大麻と聞くと、「麻薬」と思う人は少なくないと思います。「麻薬の大麻」「大麻の麻薬成分」と聞いても、違和感がないかもしれませんね。実際のところをわかりやすく解説します。
Q. 「ずっと『大麻=麻薬』だと思っていたのですが、麻薬は別のものだという話を聞きました。本当なのでしょうか?」
「麻薬及び向精神薬取締法」で規定された薬物が麻薬です。これまで大麻は別の法律で規制され、麻薬ではありませんでした。
みなさんは、何となく危ないイメージがある薬のことをすべて「麻薬」と呼んでいませんか。それは誤りです。「麻薬」は、依存性があり乱用すると健康を害するだけでなく社会的にも悪影響があるために法律で規制する必要があると判断される薬物の分類の一つであり、正式には、「麻薬及び向精神薬取締法」という法律で定められた麻薬のリストに掲げられている薬物のみを指します。法律に掲げられていなければ、麻薬には該当しません。
「大麻」は、大麻草及びその製品(ただし樹脂以外の成熟した茎や種子及びその製品を除く)のことで、これまではまったく別の法律である「大麻取締法」で規制されてきました。大麻草の葉や花を加工して作られる乾燥大麻だけでなく、そこから抽出・精製されたテトラヒドロカンナビノール(THC)などの薬物も「大麻」に該当します。つまり、大麻は、麻薬ではありませんから、「麻薬の大麻」とか「大麻の麻薬成分」という言い回しは、厳密には正しくありませんでした。

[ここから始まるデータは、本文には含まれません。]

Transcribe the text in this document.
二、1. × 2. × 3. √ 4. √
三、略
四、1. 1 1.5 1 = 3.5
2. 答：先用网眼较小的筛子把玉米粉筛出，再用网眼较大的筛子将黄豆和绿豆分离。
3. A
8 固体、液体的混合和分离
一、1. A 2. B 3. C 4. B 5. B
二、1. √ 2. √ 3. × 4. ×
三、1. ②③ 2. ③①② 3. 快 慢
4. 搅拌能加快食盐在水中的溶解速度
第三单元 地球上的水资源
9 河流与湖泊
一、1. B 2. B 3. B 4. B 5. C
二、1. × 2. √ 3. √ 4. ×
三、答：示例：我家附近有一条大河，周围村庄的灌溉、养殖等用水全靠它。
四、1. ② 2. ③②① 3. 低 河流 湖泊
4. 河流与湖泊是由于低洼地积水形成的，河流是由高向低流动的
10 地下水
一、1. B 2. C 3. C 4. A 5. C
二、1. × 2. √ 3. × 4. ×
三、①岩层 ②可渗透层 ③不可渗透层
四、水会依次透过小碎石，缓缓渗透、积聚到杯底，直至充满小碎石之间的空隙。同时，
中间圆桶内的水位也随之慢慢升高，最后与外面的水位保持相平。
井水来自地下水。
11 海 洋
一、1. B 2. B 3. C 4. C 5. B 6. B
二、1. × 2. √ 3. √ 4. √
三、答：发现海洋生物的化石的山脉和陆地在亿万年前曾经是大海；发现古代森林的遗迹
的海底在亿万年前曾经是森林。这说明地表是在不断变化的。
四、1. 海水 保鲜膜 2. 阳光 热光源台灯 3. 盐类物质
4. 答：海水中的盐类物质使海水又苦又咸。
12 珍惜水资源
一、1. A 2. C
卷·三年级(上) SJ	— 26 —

ただ最近、2023年12月6日に、現在の大麻取締法を改正する法案が国会(参議院本会議)で可決・成立し、2024年12月12日から実際に施行されました。これにより、大麻取締法は「大麻草の栽培の規制に関する法律」(昭和23年7月10日法律第124号)に変わり、「大麻」の定義が「大麻草(その種子及び成熟した茎を除く。)及びその製品(大麻草としての形状を有しないものを除く。)」と変わりました。さらに、これと連動して、「麻薬及び向精神薬取締法」も改正され、その中で「麻薬」の定義が「別表第一に掲げる物及び大麻」となりました。
ややこしいのですが、この法改正によって、「麻薬の大麻」と言っても間違いではなくなったことも申し添えておきます。